Marcellus, your birthday is just around the corner. One month away. Will we do enough to honor you life? Or really the question should be will I think it's enough. The truth is, no matter what we do, it will not be enough. It will not be enough because you are not here. You are not hear to eat that carrot cake with us. Would you even like carrot cake? I feel the dread of your birthday coming and going, the anniversary of your death coming and going. Another year has almost gone by without you here. Did I do enough for you in this last year? Did I live my life enough to make up for the fact that you aren't here to live yours? I feel like the answer is no. And maybe that's why the dread is sinking in. I feel like you deserve more. So much more. I love you my sweet boy. I love you just as I love your brothers. I love you all so much. When I hold them tight I hope they know some of that love I pour into them is also for you. I love you right up to the moon and back. xoxox.
Wednesday, September 21, 2016
My blog, my place on the internet for Marcellus. This quiet online place of reflecting and honor and missing and remembering my first born son. It has been greatly neglected over the last few years, but especially lately.
And I try to be okay with that. I have two children here on earth that need me. Two children that will only be little for so long. Their infancies fleeting and childhoods passing by at lightning speed. Marcellus, on the other hand, will always be 12 days old. But he is still my son and he still deserves some of my time and energy.
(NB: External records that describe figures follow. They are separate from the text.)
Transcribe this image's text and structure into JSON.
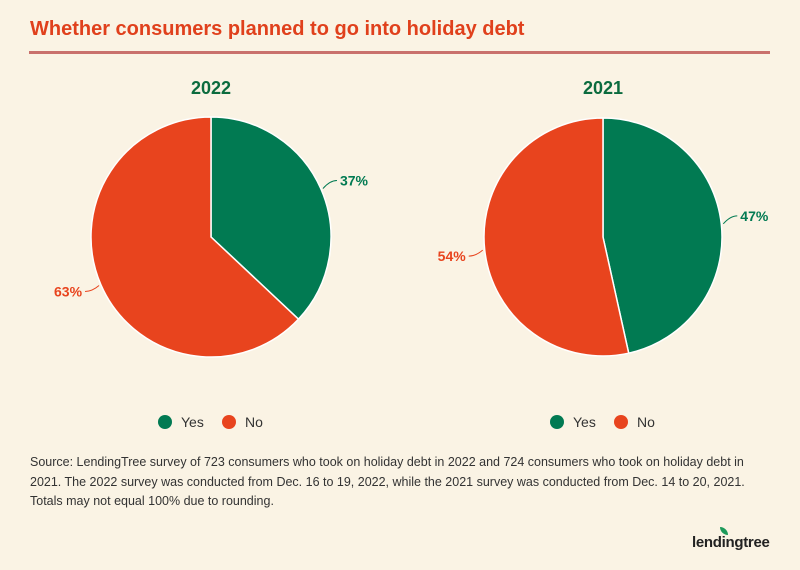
{
  "title": "Whether consumers planned to go into holiday debt",
  "colors": {
    "Yes": "#017a52",
    "No": "#e8441e",
    "title": "#e0401c"
  },
  "chart_data": [
    {
      "type": "pie",
      "title": "2022",
      "categories": [
        "Yes",
        "No"
      ],
      "values": [
        37,
        63
      ],
      "labels": [
        "37%",
        "63%"
      ],
      "legend": [
        "Yes",
        "No"
      ],
      "legend_position": "bottom"
    },
    {
      "type": "pie",
      "title": "2021",
      "categories": [
        "Yes",
        "No"
      ],
      "values": [
        47,
        54
      ],
      "labels": [
        "47%",
        "54%"
      ],
      "legend": [
        "Yes",
        "No"
      ],
      "legend_position": "bottom"
    }
  ],
  "source": "Source: LendingTree survey of 723 consumers who took on holiday debt in 2022 and 724 consumers who took on holiday debt in 2021. The 2022 survey was conducted from Dec. 16 to 19, 2022, while the 2021 survey was conducted from Dec. 14 to 20, 2021. Totals may not equal 100% due to rounding.",
  "logo": "lendingtree"
}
So in this rare moment where Ethan is playing independently and Weston is just crawling around exploring the house I sneaked away to write this. I started to fold the laundry, but knew I needed to take these few moments for Marcellus and I to connect instead. Yes, I had to pause to keep the baby from chewing on a band aid (still in the wrapper…where did that even come from?) and I’m keeping an ear out if Ethan’s joyful playing turns to needing momma.
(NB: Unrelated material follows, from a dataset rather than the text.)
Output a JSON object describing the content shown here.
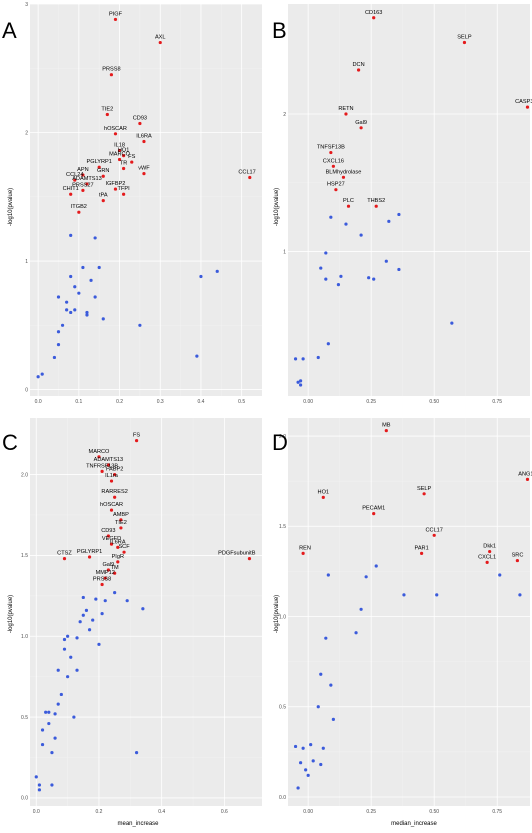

But for this moments, I am here, on my blog. In my space with Marcellus. I am here to say I miss him. I ache for him. That I am always thinking of him. I may go months between posting on my blog, but the truth is I am always always thinking of him. I often "write" blog posts in my head and never get a chance to type them up.
...The fact that I just had to step away to clean orange marker off the couch definitely shows how difficult it is to find balance in this season of my life. This season of having a 3 year old, a 10 month old, and a child not here on earth with me.
The crazy thing is E never writes on anything. He barely colors even on paper. Of course I initially felt very frustrated about it, but as I was wiping it off (thank goodness for microsuede or whatever it is that's so easy to clean) it dawned on me that he used orange. Orange at a moment that I was engrossed in thoughts of his big brother. His brother that dons an orange pumpkin hat in many of his pictures making orange the color that makes me think of Marcellus the most.
Maybe it was Marcellus's way to say, "Hey, Mom. I know these two keep you busy. And that's okay. I'm always here."
Dear Marcellus, this time of year I particularly struggle with the balance of wanting to do tangible things for you while raising your living brothers. You're always on my mind, always in my heart, always internally there with me. But I want to externally do things for you too. Talk about you, write here, think of ways to raise money for March for Babies, figure out what things to do for your upcoming birthday, think of ways to include you in the upcoming holiday traditions. I feel like I often fail to find that balance. I feel like I fail with finding balance for a lot of things. But I do know you're always with me. Your love is with me and my love for you is always always with you. Missing and loving you my sweet baby boy. Forever and ever. xoxox.